太平洋戦争末期の昭和20年に行われた沖縄戦では、日米両軍が沖縄本島などで激しい地上戦を繰り広げ、沖縄県によりますと、20万人以上が犠牲になり、半数以上のおよそ12万人が沖縄県民だったとされています。
沖縄県などの住民79人は平成24年、沖縄戦で砲弾を受けて負傷したり家族が死亡したりしたのは、国が住民を保護する義務を怠ったのが原因だとして、国におよそ8億6000万円の賠償などを求める訴えを起こしました。
これまでの裁判で住民側は、3か月以上にわたり地上戦が続けられた結果、日米両軍の兵士を上回る民間人が犠牲になるなど、過去に例のない被害を受け、戦後も長期間にわたり被害が救済されなかったなどと主張しました。
これに対して国側は、被害から20年以上経過して賠償を請求できる権利が消滅しているうえ、補償に関する立法措置に違法な点はなく、沖縄戦で多大な犠牲が出たことを考慮しても、ほかの戦争被害と区別することはできないと反論しました。
那覇地方裁判所はおよそ3年にわたり審理を続け、16日午後、判決を言い渡します。

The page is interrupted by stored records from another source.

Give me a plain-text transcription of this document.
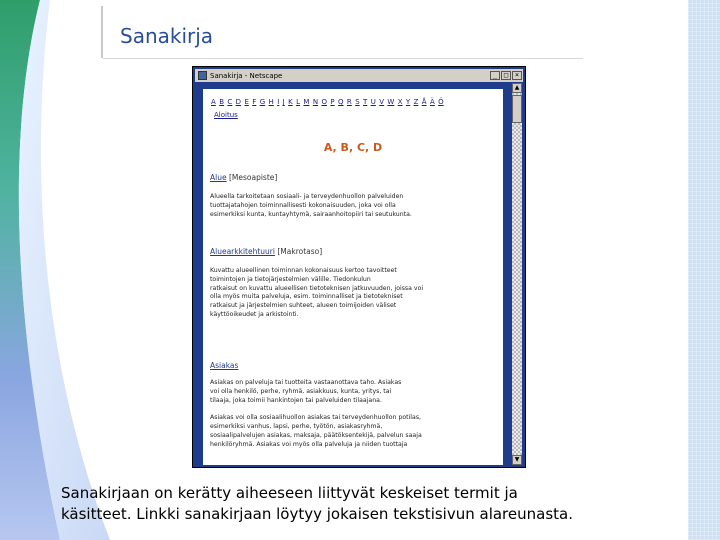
Sanakirja
Sanakirja - Netscape	_ □ ×
A B C D E F G H I J K L M N O P Q R S T U V W X Y Z Å Ä Ö
Aloitus
A, B, C, D
Alue [Mesoapiste]
Alueella tarkoitetaan sosiaali- ja terveydenhuollon palveluiden
tuottajatahojen toiminnallisesti kokonaisuuden, joka voi olla
esimerkiksi kunta, kuntayhtymä, sairaanhoitopiiri tai seutukunta.
Aluearkkitehtuuri [Makrotaso]
Kuvattu alueellinen toiminnan kokonaisuus kertoo tavoitteet
toimintojen ja tietojärjestelmien välille. Tiedonkulun
ratkaisut on kuvattu alueellisen tietoteknisen jatkuvuuden, joissa voi
olla myös muita palveluja, esim. toiminnalliset ja tietotekniset
ratkaisut ja järjestelmien suhteet, alueen toimijoiden väliset
käyttöoikeudet ja arkistointi.
Asiakas
Asiakas on palveluja tai tuotteita vastaanottava taho. Asiakas
voi olla henkilö, perhe, ryhmä, asiakkuus, kunta, yritys, tai
tilaaja, joka toimii hankintojen tai palveluiden tilaajana.
Asiakas voi olla sosiaalihuollon asiakas tai terveydenhuollon potilas,
esimerkiksi vanhus, lapsi, perhe, työtön, asiakasryhmä,
sosiaalipalvelujen asiakas, maksaja, päätöksentekijä, palvelun saaja
henkilöryhmä. Asiakas voi myös olla palveluja ja niiden tuottaja
▲
▼
Sanakirjaan on kerätty aiheeseen liittyvät keskeiset termit ja
käsitteet. Linkki sanakirjaan löytyy jokaisen tekstisivun alareunasta.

沖縄戦の被害を巡って住民が国に賠償を求めた裁判で判決が言い渡されるのは初めてで、裁判所の判断が注目されます。

沖縄戦 県民の4人に1人が犠牲に

沖縄戦は、太平洋戦争末期の昭和20年3月下旬に始まり、日本軍とアメリカ軍が沖縄本島などで地上戦を繰り広げました。
組織的な戦闘はおよそ3か月にわたって続き、この間、地上での戦闘は激しさを増し、「鉄の暴風」と呼ばれたアメリカ軍による激しい艦砲射撃や空襲も続けられました。
多くの住民が戦闘に巻き込まれて犠牲になり、沖縄県によりますと、沖縄戦の戦没者は日米両軍の兵士を含めて20万人を超え、このうち半数以上となる12万人余りが沖縄県民でした。沖縄県民の4人に1人が亡くなったことになり、住民の犠牲は地上戦としては国内最大となりました。

裁判の経緯と双方の主張は

沖縄戦の被害を巡る今回の裁判で住民が訴えを起こしたのは4年前の平成24年で、終戦の日に合わせて8月15日に提訴されました。
那覇地方裁判所でこれまでに17回の審理が行われ、原告の住民がみずから戦争被害を訴えました。
これまでの裁判で住民側は、アメリカからの攻撃だけでなく、旧日本軍の兵士に避難ごうを追い出されたり、食糧を奪われたりするなどの被害を受けたと主張したのに対して、国側は、被害から20年以上経過して、賠償を請求できる権利が消滅していると反論しました。
また、住民側は、戦後も長期間にわたり被害が救済されずに放置されたのは、国会が救済のための立法措置をとらなかったためだと主張したのに対し、国側は、生命や財産など全般にわたる戦争被害の補償は憲法で予想されるものでなく、国会が立法措置をとらなかったことに違法な点はないなどと主張しました。
原告のうち37人は、両親や兄弟を目の前で殺害されるなど悲惨な体験をしたり、戦後、孤児になって厳しい生活を強いられたりしたことで、PTSD=心的外傷後ストレス障害などの精神障害を発症したとする、医師の診断書を裁判所に提出し、PTSDなどの被害についても認めるよう訴えていました。